Auprès du lit de la rivière Buffalo, tout le pays est parsemé de petits fragments d'ardoise pourpre, détachés d'une longue couche de bancs parallèles. Parmi ces fragments, on trouve des pierres noires qui ont toute l'apparence de laves volcaniques ou de scories de fournaise; la plaine est hérissée de monticules, tantôt coniques, tantôt tronqués au sommet; et quoiqu'ils semblent d'abord avoir été jetés là par des éruptions volcaniques, en examinant avec attention les couches alternatives de sable et de terre régulièrement disposées, on reconnaît le produit des eaux. Quelques marais sablonneux du Karoo sont couverts de roseaux et abondent en sources fortement salées.

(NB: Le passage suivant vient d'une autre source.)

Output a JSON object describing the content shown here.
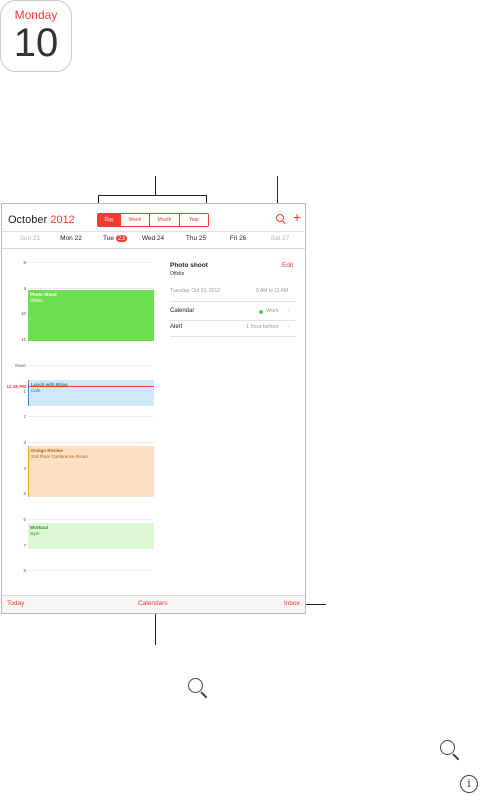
{
  "app_icon": {
    "day": "Monday",
    "date": "10"
  },
  "header": {
    "month": "October",
    "year": "2012"
  },
  "view_switcher": [
    "Day",
    "Week",
    "Month",
    "Year"
  ],
  "week": [
    {
      "label": "Sun 21",
      "dim": true
    },
    {
      "label": "Mon 22",
      "dim": false
    },
    {
      "label": "Tue",
      "badge": "23",
      "dim": false
    },
    {
      "label": "Wed 24",
      "dim": false
    },
    {
      "label": "Thu 25",
      "dim": false
    },
    {
      "label": "Fri 26",
      "dim": false
    },
    {
      "label": "Sat 27",
      "dim": true
    }
  ],
  "hours": [
    "8",
    "9",
    "10",
    "11",
    "Noon",
    "1",
    "2",
    "3",
    "4",
    "5",
    "6",
    "7",
    "8"
  ],
  "now_label": "12:45 PM",
  "events": [
    {
      "title": "Photo Shoot",
      "sub": "Offsite",
      "color": "#6ee04f",
      "text": "#ffffff"
    },
    {
      "title": "Lunch with Brian",
      "sub": "Cafe",
      "color": "#cfe9fb",
      "text": "#2a6fa8"
    },
    {
      "title": "Design Review",
      "sub": "2nd Floor Conference Room",
      "color": "#fde0c3",
      "text": "#b45d14"
    },
    {
      "title": "Workout",
      "sub": "Gym",
      "color": "#dcf8d2",
      "text": "#2f8a2f"
    }
  ],
  "details": {
    "title": "Photo shoot",
    "subtitle": "Offsite",
    "edit": "Edit",
    "date": "Tuesday, Oct 23, 2012",
    "time": "9 AM to 11 AM",
    "calendar_label": "Calendar",
    "calendar_value": "Work",
    "alert_label": "Alert",
    "alert_value": "1 hour before"
  },
  "bottom_bar": {
    "today": "Today",
    "calendars": "Calendars",
    "inbox": "Inbox"
  },
  "colors": {
    "accent": "#f23b2f"
  }
}
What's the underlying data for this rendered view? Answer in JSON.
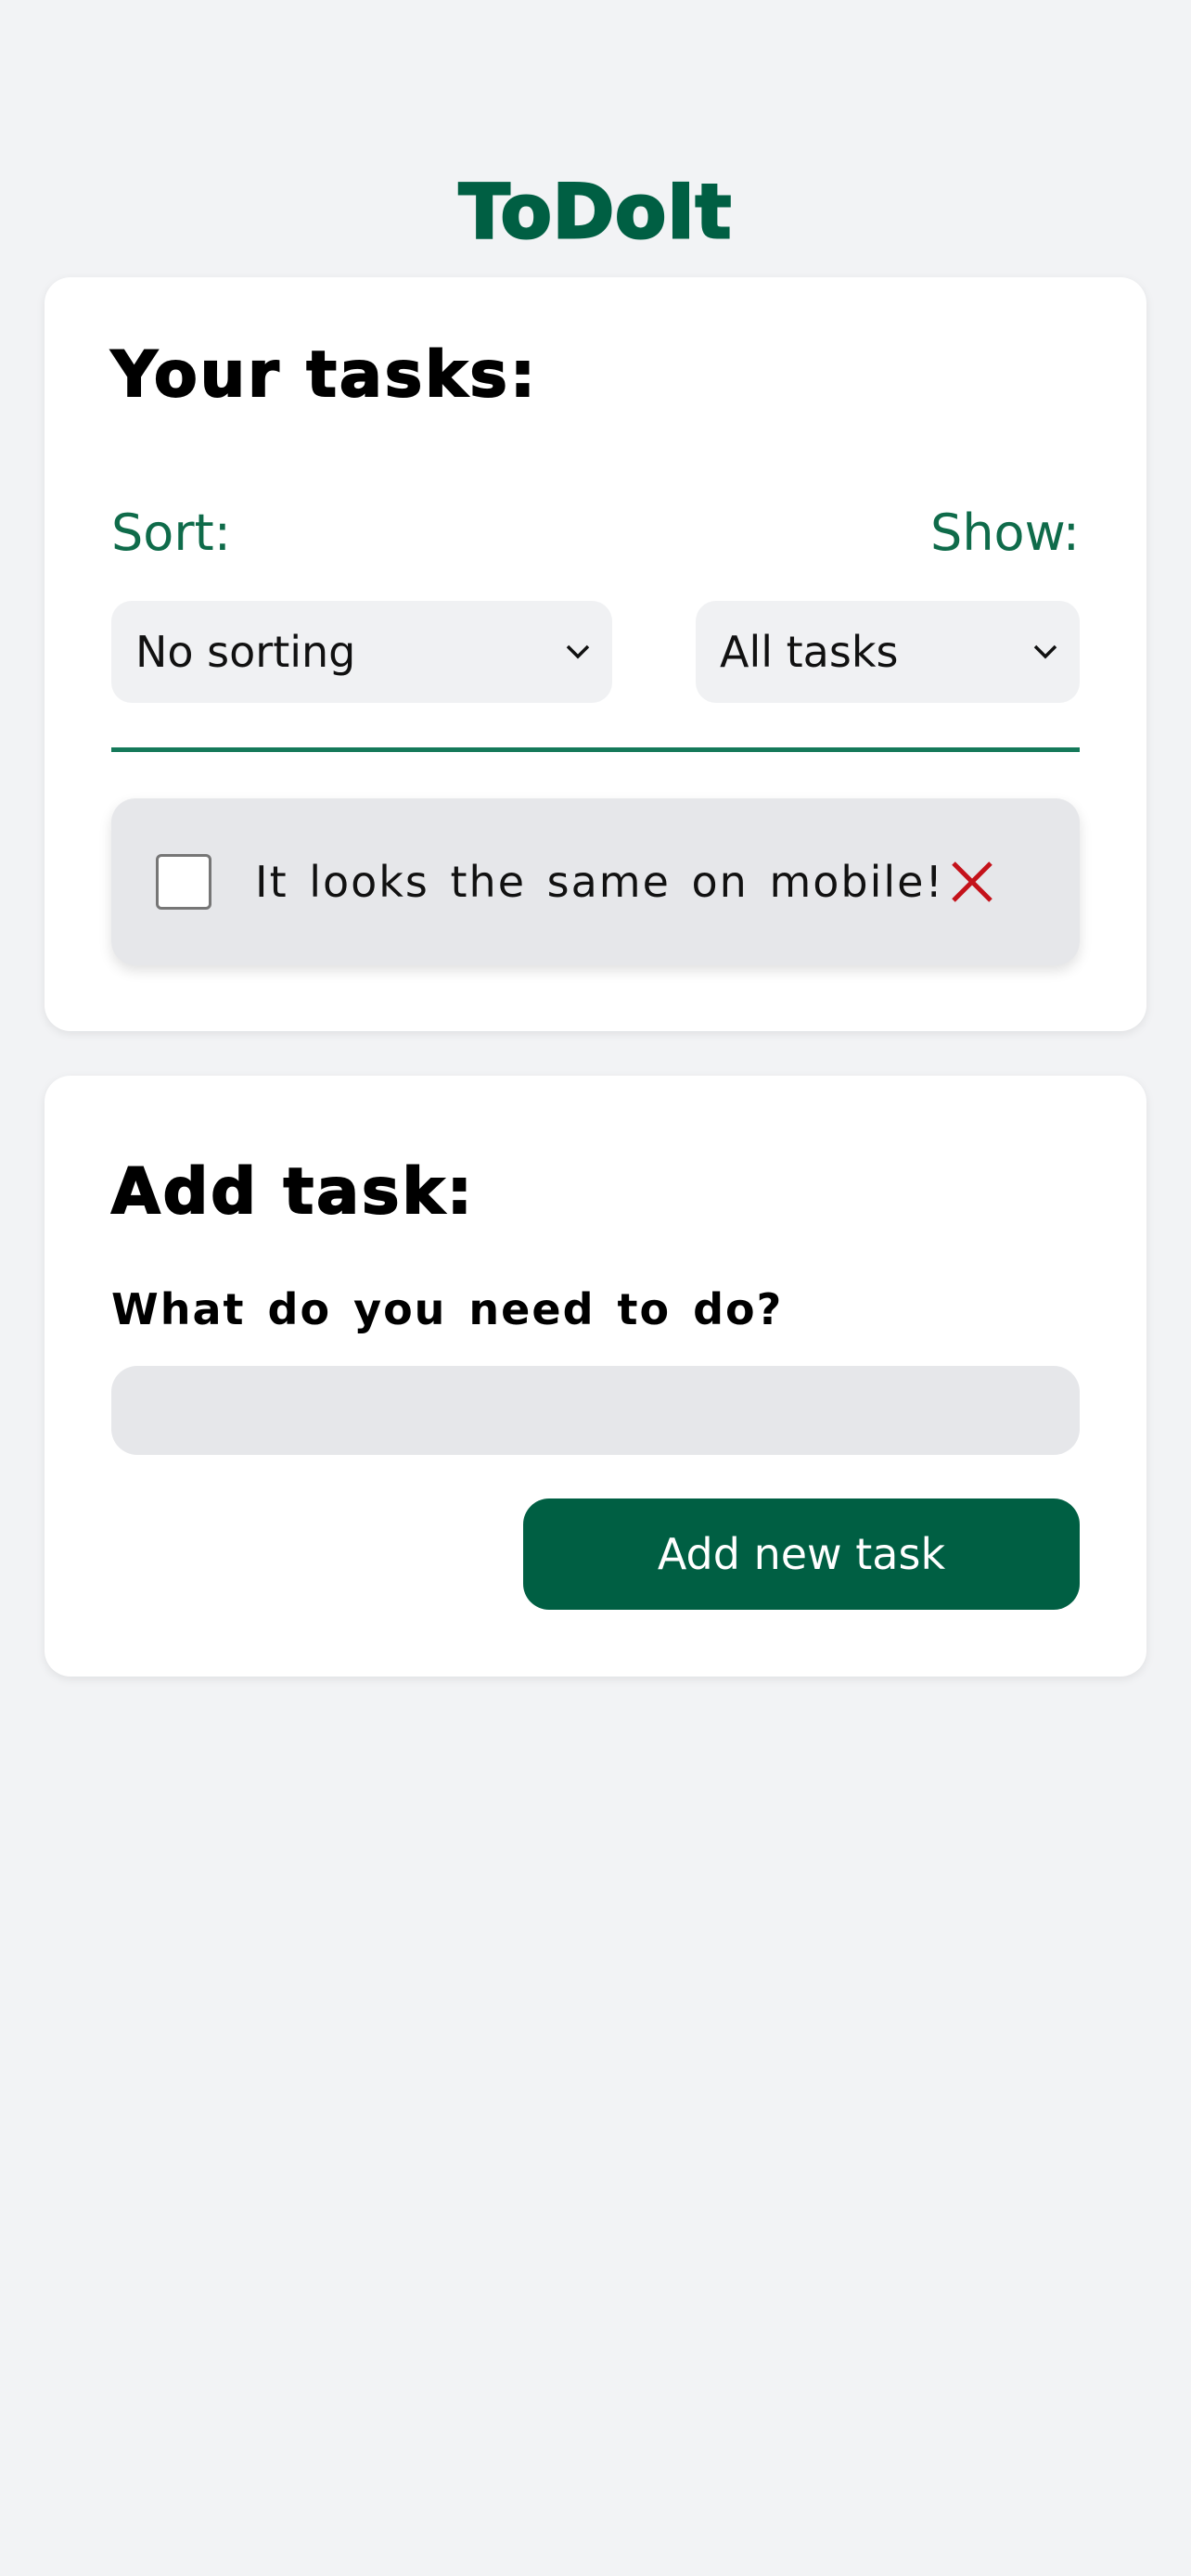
{
  "app": {
    "title": "ToDoIt"
  },
  "tasks_panel": {
    "heading": "Your tasks:",
    "sort": {
      "label": "Sort:",
      "selected": "No sorting"
    },
    "show": {
      "label": "Show:",
      "selected": "All tasks"
    },
    "items": [
      {
        "text": "It looks the same on mobile!",
        "completed": false
      }
    ]
  },
  "add_panel": {
    "heading": "Add task:",
    "input_label": "What do you need to do?",
    "input_value": "",
    "button_label": "Add new task"
  },
  "colors": {
    "brand": "#005f43",
    "accent_label": "#0f6b4a",
    "divider": "#15795a",
    "delete": "#c4121a",
    "background": "#f2f3f5"
  },
  "icons": {
    "select_chevron": "chevron-down-icon",
    "delete_task": "close-icon"
  }
}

Le long de la côte occidentale, le pays s'échelonne en terrasses successives, le Roggeveld se rattache à la chaîne des Sniewveld's-Bergen. La chaîne de Roggeveld commence presque au 30e degré de latitude sud, et s'étend pendant l'espace de deux degrés et demi; ensuite elle s'abaisse vers l'est, puis vers le nord-est, jusqu'à ce qu'elle atteigne la baie de Lagoa. C'est ce qui forme la limite septentrionale du grand Karoo.

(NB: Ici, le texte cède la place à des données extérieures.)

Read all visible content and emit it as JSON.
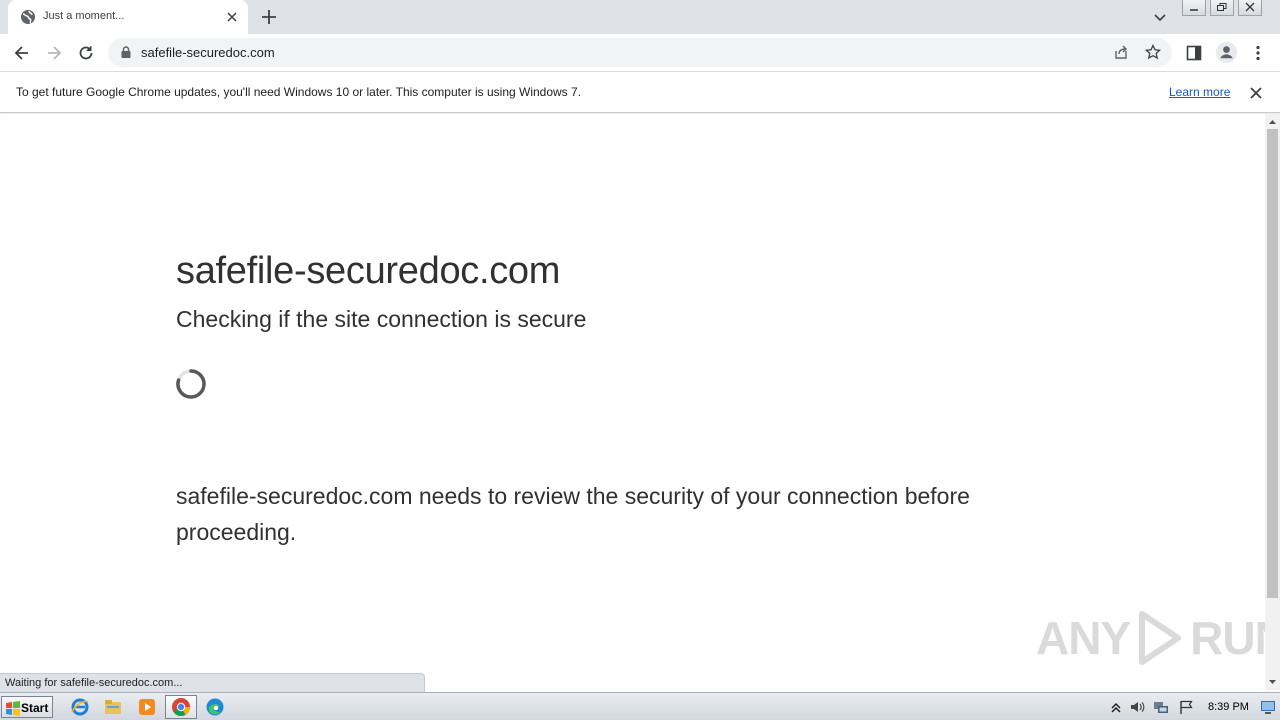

A l'extrémité la plus méridionale du Roggeveld se rencontrent les hauteurs suivantes:
La montagne de la Table (Table-Mountain), à 3,582 pieds, séparée de la baie par la plaine où la ville du Cap est bâtie.
Le pic du Diable (Devil's-Peak), à 3,315 pieds.
La tête du Lion (Lion's-Head), à 2,760 pieds.
La croupe du Lion (Lion's-Rump), à 1,143 pieds.
Neuyzenberg, à environ 2,000 pieds.
Le pic d'Elsey (Elsey-Peak), à 1,200 pieds.
La montagne de Simon ou des Signaux (Simon's-Berg ou Signal-Hill), à 2,500 pieds.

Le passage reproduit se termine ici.